Are Red Cross’s regular social services still in place?
Of course. Our regular service remains open, meaning that those relying on the Red Cross still have access to economic assistance.
We managed to get nearly 200,000 to Monaco
How much is the MRC spending right now?
There are two main costs. There is what we spend as the Monaco Red Cross internationally. We have already spent roughly €430,000 between the International Federation of the Red Cross, the International Committee of the Red Cross, as well as the Italian and Burkina Faso-based sections of the charity. This should increase as we receive more requests for aid. Then there is expenditure on physical materials. We have helped the State supply masks, as we managed to get nearly 200,000 to Monaco. It makes for additional expense, but it is more or less made up by the incoming donations and how they are increasing.
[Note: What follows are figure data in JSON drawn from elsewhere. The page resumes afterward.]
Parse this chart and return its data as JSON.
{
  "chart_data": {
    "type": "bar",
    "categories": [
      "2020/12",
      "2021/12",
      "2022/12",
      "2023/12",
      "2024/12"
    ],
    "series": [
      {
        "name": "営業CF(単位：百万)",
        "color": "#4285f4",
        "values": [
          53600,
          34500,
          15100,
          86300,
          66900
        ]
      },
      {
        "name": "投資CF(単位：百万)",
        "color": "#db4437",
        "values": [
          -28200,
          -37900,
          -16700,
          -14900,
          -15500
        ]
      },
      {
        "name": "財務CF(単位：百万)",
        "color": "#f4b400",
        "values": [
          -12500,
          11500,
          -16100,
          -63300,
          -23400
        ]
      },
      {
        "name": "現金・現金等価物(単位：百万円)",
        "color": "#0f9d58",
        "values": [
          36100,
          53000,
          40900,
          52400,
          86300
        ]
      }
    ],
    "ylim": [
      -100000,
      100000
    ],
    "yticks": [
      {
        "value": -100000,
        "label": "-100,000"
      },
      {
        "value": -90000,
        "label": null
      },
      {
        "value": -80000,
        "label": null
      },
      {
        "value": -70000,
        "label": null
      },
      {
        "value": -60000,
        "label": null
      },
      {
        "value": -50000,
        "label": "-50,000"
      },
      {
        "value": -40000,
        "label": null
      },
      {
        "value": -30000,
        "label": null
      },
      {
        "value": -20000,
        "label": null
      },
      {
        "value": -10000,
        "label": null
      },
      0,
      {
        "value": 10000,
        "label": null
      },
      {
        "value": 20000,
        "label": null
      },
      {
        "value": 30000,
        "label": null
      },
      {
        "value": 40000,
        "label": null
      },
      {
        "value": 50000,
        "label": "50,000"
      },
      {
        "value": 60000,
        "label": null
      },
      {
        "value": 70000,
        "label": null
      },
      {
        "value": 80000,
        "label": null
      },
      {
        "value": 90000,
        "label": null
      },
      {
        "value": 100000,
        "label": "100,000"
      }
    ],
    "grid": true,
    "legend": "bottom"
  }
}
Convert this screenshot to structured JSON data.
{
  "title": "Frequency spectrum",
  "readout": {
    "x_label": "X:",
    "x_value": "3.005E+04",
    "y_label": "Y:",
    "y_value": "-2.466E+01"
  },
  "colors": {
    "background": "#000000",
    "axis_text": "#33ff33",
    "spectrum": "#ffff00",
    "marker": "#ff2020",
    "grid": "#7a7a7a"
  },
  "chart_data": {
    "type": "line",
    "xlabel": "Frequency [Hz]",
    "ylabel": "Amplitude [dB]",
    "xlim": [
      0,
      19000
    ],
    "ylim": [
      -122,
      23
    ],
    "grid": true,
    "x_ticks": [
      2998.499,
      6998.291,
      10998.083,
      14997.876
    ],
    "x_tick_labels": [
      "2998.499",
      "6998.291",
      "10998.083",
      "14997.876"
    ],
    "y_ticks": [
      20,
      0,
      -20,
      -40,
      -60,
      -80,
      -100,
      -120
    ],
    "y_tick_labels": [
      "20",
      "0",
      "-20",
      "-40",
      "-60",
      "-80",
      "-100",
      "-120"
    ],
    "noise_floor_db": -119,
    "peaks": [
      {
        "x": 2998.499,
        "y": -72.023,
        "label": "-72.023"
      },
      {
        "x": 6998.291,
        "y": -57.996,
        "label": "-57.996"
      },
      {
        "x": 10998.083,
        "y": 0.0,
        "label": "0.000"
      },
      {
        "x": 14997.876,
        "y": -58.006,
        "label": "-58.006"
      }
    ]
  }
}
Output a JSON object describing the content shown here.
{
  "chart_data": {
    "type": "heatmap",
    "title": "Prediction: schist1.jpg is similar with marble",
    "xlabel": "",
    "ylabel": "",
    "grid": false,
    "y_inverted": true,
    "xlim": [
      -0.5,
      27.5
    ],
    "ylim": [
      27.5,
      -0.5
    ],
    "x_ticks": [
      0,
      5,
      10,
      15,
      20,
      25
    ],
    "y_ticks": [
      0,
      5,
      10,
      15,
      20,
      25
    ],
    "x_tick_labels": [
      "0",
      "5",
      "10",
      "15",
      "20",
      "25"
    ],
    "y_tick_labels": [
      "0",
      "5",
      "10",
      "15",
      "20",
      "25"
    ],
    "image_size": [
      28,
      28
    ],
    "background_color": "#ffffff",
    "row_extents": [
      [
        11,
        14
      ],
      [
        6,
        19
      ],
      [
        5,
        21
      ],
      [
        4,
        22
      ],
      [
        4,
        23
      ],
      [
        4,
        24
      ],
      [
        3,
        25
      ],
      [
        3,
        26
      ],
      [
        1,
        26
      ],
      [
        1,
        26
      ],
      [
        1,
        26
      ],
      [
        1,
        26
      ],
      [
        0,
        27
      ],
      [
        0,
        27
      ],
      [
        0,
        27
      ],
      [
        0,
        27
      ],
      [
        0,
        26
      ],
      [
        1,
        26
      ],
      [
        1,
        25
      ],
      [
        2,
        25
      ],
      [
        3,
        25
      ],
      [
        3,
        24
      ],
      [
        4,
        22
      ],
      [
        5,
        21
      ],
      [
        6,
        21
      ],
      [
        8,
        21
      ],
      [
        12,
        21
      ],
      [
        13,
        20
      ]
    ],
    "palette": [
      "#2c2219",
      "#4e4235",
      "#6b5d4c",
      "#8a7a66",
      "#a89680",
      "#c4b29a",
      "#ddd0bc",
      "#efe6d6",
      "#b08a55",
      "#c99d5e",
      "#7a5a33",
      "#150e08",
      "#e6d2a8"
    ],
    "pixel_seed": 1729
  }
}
We need the support of the population, our donors and Monaco’s industries to then face the second problem of economic repercussions upon those who will experience financial difficulties.
Have you sensed a real mobilisation of Monaco’s residents towards the Red Cross since the beginning of the crisis?
It has been very positive, yes. Our regular donors haven’t failed to rise to the occasion. Some businesses that were not on our radar before have now also been a great help. We are working with some sporting associations. All the economic players in Monaco are mobilising with us. I can only ask that this effort continues and that it moves in this direction because the crisis isn’t just a health one; it is economic too. It makes us deal with all social sectors.
Are new measures going to be implemented in the coming weeks?
The current innovation right now is the anonymous helpline. Now that the lockdown will end May 3rd, we are thinking of how to step up this service as well as our logistical aspect. We are also looking at everything that can be carried out in addition to what we have already put in place. We were, for example, at the Ventimiglia migrant reception centre last Friday because they didn’t have any protective equipment and had problems with supplies. We are continuing to carry out any possible side missions that COVID-19 is causing.